Florida’s devastating coral disease has spread to Caribbean: scientist

A devastating coral disease that started in the Miami area has spread to nearly all of the Florida reef tract and the infection known as stony coral tissue loss disease can now even be found as far away in the Caribbean as Mexico, Jamaica, the Dominican Republic, the U.S. Virgin Islands and St. Maarten.

In 2018 coral disease researcher Greta Aeby told WMNF that this is one of the most extensive coral disease outbreaks ever.

Also in 2018 another scientist, William Precht, warned that nearly all individuals of certain coral species have died from the disease and that “in some areas, this is essentially equivalent to local extinction, an ecological extirpation of those species.”

When WMNF reported on this coral disease outbreak in 2016, it had spread from nearby a dredging project at PortMiami to Martin County in the north and to the northern part of the Florida Keys National Marine Sanctuary in the south. But now it has spread all the way to Key West and beyond.

Our guest on WMNF is a scientist in St. Petersburg, Rob Ruzicka. He is the Coral Reef Research Program manager at the Fish and Wildlife Research Institute (FWRI), which is a branch of the Florida Fish & Wildlife Conservation Commission (FWC).

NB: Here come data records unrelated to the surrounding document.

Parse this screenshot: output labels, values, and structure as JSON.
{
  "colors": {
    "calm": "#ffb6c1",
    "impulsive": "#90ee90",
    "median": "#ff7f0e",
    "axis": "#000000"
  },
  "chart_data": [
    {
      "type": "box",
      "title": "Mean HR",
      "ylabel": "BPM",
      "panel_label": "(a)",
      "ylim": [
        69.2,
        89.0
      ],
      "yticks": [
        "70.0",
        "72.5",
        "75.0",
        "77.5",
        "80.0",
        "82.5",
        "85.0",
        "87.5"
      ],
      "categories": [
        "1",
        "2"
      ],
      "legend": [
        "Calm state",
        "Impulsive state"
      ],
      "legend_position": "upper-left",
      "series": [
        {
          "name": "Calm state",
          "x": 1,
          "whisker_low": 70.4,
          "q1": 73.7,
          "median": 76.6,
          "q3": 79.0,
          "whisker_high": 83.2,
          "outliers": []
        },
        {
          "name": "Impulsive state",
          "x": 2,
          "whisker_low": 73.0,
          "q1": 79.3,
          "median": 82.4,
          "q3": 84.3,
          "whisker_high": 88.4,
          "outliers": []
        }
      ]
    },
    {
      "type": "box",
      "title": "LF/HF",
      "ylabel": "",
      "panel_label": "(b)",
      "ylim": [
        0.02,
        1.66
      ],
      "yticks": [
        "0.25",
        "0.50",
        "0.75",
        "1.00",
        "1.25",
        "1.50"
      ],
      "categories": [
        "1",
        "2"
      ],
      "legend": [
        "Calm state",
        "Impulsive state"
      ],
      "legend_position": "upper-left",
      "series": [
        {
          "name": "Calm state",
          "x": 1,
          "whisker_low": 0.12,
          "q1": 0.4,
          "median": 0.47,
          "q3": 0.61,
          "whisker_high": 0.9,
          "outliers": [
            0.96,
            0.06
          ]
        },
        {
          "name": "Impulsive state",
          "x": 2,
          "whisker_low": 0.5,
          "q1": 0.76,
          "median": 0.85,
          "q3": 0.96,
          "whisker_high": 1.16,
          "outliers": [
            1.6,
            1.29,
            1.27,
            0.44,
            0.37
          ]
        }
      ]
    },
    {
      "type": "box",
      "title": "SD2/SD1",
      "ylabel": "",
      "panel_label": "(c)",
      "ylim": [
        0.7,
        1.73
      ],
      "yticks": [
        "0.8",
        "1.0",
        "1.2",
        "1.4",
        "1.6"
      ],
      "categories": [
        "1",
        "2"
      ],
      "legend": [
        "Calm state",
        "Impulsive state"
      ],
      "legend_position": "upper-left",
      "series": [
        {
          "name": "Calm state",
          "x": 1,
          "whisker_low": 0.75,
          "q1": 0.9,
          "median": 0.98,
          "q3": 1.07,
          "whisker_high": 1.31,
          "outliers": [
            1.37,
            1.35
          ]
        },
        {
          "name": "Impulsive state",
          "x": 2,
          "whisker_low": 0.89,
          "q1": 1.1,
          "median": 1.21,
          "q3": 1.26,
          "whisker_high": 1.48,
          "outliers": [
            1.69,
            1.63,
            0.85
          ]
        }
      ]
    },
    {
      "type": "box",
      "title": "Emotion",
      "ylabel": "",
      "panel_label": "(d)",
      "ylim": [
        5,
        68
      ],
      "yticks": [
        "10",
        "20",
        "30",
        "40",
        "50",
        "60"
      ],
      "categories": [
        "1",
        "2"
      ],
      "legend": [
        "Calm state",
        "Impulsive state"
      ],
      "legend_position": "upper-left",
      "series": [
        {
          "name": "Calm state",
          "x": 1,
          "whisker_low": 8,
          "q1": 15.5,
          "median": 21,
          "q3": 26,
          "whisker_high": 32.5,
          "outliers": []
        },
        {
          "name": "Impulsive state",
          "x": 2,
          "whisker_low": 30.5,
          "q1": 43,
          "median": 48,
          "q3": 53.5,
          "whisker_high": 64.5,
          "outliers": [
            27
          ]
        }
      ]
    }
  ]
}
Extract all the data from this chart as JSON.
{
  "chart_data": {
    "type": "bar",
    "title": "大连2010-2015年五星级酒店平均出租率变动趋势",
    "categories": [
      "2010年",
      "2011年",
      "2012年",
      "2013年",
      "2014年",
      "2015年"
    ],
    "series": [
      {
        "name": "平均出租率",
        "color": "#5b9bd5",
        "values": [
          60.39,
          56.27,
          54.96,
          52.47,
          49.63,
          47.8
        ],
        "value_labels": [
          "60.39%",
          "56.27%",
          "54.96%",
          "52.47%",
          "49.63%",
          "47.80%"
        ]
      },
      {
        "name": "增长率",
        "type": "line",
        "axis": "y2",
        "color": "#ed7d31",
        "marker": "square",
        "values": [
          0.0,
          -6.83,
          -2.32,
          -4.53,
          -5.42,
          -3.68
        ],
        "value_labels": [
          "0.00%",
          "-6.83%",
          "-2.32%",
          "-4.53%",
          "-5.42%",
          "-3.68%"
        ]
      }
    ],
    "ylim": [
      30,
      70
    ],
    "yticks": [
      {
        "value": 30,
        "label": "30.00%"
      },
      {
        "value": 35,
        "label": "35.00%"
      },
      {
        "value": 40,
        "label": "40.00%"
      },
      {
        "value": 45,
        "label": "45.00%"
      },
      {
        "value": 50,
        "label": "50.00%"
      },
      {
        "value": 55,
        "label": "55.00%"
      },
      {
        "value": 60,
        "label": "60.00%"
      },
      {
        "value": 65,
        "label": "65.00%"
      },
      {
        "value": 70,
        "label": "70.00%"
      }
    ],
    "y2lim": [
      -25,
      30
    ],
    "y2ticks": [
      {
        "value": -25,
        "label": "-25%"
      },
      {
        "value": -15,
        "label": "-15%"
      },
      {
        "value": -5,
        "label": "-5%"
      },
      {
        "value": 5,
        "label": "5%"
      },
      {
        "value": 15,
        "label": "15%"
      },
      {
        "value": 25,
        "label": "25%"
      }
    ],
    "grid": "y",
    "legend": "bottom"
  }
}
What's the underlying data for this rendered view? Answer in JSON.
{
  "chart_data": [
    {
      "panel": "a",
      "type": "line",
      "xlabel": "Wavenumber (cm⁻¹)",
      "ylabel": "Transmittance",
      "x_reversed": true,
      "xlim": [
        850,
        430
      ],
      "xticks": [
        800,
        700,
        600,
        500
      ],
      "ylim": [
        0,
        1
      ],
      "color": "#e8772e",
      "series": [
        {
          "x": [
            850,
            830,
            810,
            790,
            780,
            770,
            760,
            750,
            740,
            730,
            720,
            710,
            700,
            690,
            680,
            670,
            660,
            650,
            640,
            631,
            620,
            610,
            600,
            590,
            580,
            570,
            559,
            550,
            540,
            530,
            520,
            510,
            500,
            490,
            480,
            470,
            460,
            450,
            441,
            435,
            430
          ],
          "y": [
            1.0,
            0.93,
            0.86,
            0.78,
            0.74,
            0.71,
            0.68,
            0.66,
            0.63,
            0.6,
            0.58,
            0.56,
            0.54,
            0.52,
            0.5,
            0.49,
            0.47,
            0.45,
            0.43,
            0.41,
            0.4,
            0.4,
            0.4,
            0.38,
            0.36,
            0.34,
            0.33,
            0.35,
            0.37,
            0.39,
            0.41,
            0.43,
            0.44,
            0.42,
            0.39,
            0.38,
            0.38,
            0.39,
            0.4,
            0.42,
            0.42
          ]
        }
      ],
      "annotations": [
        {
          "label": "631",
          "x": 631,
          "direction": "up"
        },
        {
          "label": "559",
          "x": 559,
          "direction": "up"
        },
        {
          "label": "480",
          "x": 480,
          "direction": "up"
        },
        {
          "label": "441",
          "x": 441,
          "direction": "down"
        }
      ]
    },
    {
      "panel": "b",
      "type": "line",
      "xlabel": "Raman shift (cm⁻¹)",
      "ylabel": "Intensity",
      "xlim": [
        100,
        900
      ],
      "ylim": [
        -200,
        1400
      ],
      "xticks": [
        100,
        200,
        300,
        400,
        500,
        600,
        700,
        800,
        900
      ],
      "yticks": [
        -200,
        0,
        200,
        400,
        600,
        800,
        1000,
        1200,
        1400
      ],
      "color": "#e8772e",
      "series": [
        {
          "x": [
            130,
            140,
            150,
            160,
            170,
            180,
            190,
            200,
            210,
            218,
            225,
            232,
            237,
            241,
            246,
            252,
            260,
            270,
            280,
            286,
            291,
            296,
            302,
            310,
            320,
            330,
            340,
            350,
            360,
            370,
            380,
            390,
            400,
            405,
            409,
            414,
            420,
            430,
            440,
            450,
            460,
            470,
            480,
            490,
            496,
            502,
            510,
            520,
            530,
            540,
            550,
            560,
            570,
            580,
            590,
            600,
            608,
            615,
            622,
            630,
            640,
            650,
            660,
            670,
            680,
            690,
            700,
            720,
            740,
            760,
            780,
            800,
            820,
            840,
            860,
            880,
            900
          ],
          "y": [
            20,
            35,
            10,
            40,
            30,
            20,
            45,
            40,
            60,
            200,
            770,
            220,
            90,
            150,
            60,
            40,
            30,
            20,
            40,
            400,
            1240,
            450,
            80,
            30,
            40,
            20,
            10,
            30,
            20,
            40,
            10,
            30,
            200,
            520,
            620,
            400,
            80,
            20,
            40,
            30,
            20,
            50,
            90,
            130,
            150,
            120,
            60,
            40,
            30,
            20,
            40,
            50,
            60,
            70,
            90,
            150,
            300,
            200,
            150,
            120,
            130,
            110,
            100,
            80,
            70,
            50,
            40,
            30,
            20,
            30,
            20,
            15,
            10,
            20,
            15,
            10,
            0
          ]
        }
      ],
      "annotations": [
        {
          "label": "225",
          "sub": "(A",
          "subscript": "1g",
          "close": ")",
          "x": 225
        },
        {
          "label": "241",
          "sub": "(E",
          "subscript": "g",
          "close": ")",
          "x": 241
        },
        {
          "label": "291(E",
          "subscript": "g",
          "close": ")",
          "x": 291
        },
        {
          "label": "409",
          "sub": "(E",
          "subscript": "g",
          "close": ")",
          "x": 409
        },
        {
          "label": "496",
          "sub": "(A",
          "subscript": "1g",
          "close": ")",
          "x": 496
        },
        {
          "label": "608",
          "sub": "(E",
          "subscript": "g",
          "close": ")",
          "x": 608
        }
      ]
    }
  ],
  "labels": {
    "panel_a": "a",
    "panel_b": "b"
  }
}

“We refer to this disease as the stony coral tissue loss disease, as you introduced. And it’s a necrotic condition that some of the laboratory diagnosis shows that it begins from the inside out of the corals. So it actually begins underneath the skeleton, the initial lesions, where they occur, and then it begins to work its way on the outside of the skeleton. And what can happen is when the lesion moves to the outside of the coral, you begin to see either a banding pattern, or a blotchy white pattern, and this will spread across the coral in a relatively quick amount of time. And if that banding pattern progresses across the coral colony, it actually kills the living tissue as it moves across. And the tissue begins to either slough off — or come off the coral — as it’s being killed by the coral. So what will happen, is you will then see the white bare skeleton that is left behind, that won’t actually have any of the living tissue of the coral left.”